The DOJ has not yet responded to the ruling, and it appears that President Trump is preoccupied this afternoon with the Prime Minister of Greece and has not yet tweeted his own thoughts.
The revised travel ban, as the Washington Post reported, issued on September 24 and set to take effect in the early morning hours of October 18, went further than the previous ban, which had only created temporary moratoriums on travel from six Muslim-majority nations. The revised restrictions made some bans indefinite, and made exceptions for certain countries, but included restrictions for travelers from eight countries: Iran, Yemen, Syria, Libya, North Korea, Chad, Venezuela, and Somalia. The ban had broad restrictions on immigration from North Korea, Syria, and Somalia, creating an exception for Iranian students upon enhanced screening, and barring entry of immigrants and nonimmigrants from Chad, Libya and Yemen on business, tourist or business-tourist visas. Restrictions for Venezuelans are more narrow and previously included countries Iraq and Sudan have dropped off the DOJ's list.

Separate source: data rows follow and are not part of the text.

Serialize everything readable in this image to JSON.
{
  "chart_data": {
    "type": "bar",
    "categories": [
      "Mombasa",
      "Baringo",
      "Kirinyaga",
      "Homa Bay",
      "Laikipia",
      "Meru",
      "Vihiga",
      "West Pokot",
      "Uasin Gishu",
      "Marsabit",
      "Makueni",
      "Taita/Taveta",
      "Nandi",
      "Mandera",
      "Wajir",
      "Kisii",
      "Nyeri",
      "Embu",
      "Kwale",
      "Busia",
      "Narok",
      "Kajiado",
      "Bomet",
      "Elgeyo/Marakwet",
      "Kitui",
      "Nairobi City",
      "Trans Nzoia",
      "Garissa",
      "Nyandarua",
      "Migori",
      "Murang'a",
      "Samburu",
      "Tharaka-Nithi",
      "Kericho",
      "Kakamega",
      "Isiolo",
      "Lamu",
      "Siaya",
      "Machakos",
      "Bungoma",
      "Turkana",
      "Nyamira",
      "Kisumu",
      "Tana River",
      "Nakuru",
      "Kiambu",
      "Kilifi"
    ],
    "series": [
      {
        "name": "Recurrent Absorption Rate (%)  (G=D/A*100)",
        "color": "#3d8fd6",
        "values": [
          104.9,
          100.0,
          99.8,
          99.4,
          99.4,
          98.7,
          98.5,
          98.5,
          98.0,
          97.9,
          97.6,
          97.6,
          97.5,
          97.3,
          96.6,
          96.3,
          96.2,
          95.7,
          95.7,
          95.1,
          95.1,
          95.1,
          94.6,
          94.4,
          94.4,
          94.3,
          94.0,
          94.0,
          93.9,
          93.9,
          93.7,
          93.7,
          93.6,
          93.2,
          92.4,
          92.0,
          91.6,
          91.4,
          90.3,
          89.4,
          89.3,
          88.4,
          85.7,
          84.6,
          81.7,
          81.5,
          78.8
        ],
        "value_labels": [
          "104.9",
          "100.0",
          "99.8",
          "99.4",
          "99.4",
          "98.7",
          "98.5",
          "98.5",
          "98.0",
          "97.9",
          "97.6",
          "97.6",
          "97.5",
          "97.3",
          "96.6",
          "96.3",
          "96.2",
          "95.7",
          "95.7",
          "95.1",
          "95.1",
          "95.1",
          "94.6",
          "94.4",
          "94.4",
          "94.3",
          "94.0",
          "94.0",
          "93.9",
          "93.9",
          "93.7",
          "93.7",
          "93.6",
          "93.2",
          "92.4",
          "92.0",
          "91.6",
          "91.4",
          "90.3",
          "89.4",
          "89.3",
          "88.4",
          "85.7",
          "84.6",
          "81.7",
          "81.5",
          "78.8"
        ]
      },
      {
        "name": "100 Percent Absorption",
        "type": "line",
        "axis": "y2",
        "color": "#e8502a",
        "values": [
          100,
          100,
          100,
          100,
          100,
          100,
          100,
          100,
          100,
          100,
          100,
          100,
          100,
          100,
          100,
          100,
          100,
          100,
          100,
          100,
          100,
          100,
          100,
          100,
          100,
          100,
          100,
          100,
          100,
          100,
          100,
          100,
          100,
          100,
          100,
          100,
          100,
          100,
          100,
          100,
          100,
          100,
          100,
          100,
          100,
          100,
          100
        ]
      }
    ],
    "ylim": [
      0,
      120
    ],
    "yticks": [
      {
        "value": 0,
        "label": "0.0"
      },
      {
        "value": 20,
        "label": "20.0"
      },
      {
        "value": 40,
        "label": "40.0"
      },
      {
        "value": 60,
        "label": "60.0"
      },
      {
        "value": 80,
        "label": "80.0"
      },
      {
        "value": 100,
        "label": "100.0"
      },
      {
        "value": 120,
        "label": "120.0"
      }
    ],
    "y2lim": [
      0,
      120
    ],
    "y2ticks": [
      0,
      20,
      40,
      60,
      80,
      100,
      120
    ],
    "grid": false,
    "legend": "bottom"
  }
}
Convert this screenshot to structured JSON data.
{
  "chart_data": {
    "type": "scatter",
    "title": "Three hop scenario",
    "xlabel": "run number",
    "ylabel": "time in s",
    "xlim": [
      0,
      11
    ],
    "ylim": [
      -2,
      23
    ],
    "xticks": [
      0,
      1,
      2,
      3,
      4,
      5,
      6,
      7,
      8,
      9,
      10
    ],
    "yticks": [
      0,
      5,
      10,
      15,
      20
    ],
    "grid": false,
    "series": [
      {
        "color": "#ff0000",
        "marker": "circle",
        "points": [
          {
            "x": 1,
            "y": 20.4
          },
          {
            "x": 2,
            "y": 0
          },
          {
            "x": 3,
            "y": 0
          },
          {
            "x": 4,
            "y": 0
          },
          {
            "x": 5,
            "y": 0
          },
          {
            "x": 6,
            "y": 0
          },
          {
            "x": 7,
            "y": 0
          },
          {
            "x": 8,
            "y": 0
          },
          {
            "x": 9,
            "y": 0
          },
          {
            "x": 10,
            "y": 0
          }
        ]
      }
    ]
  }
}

Trump said in September that the restrictions were necessary to "protect the security and interests of the United States and its people," but critics have said that current screening and visa-application procedures for travelers from all of these countries are already extremely stringent, and that this has all been part of the president's political theater.
Thus far the Supreme Court has shown itself to be potentially sympathetic to the idea that the Executive branch has the power to issue such bans on travel and immigration, however they have not yet had to rule directly on a challenge to one of the president's orders, instead knocking them back to lower courts. After Trump issued the revised ban last month, SCOTUS dismissed an earlier challenge to the ban saying it was now moot, as USA Today reported.
Watson is the same federal judge who blocked Trump's revised version of his initial travel ban, back in March, and his order was subsequently appealed by the administration and upheld by the Ninth Circuit Court of Appeals though the Supreme Court would later allow certain aspects of the ban to move forward. Those aspects, which temporarily barred travel for non-family members from six countries, are now expiring.